China Jan-Feb factory output up 6.3 percent y/y, investment up 8.9 pct, beating forecasts


FILE PHOTO: Apartment blocks are pictured in Wuqing District of Tianjin
FILE PHOTO: Apartment blocks are pictured in Wuqing District of Tianjin, China October 10, 2016. Picture taken October 10, 2016. REUTERS/Jason Lee/File Photo

March 14, 2017

BEIJING (Reuters) – China’s factory output rose 6.3 percent in January-February from the same period a year earlier, while fixed-asset investment grew 8.9 percent, both beating expectations.

Analysts polled by Reuters had predicted factory output would growth 6.2 percent in the first two months this year, picking up from December’s 6.0 percent as demand for manufactured goods improves at home and abroad.

Analysts had expected fixed-asset investment growth of 8.2 percent, quickening from 8.1 percent in the whole of 2016.

Growth of private investment quickened to 6.7 percent from 3.2 percent last year, the National Bureau of Statistics said on Tuesday, suggesting an improved appetite from private firms to invest after a sharp loss of momentum in the last few years.

Private investment accounts for about 60 percent of overall investment in China.

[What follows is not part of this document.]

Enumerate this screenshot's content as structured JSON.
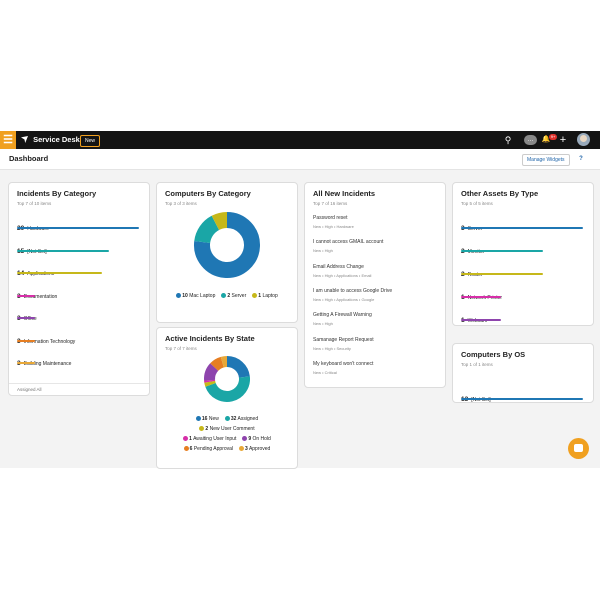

Retail sales growth was well below expectations, however.

Retail sales rose 9.5 percent in January-February from a year earlier. Analysts had forecasted they would rise 10.5 percent, easing from December.

China combines January and February activity data in a bid to smooth out seasonal distortions caused by the timing of the long Lunar New Year holidays, which began in late January this year but fell in February last year.

China is targeting growth of around 9 percent in fixed asset investment for 2017, while retail sales were expected to increase about 10 percent, the state planner said during the nation’s annual parliamentary session this month. [nB9N1GG001]

China has cut its economic growth target to about 6.5 percent this year to give policymakers more room to push through painful reforms to contain financial risks. The economy grew 6.7 percent in 2016, the slowest pace in 26 years.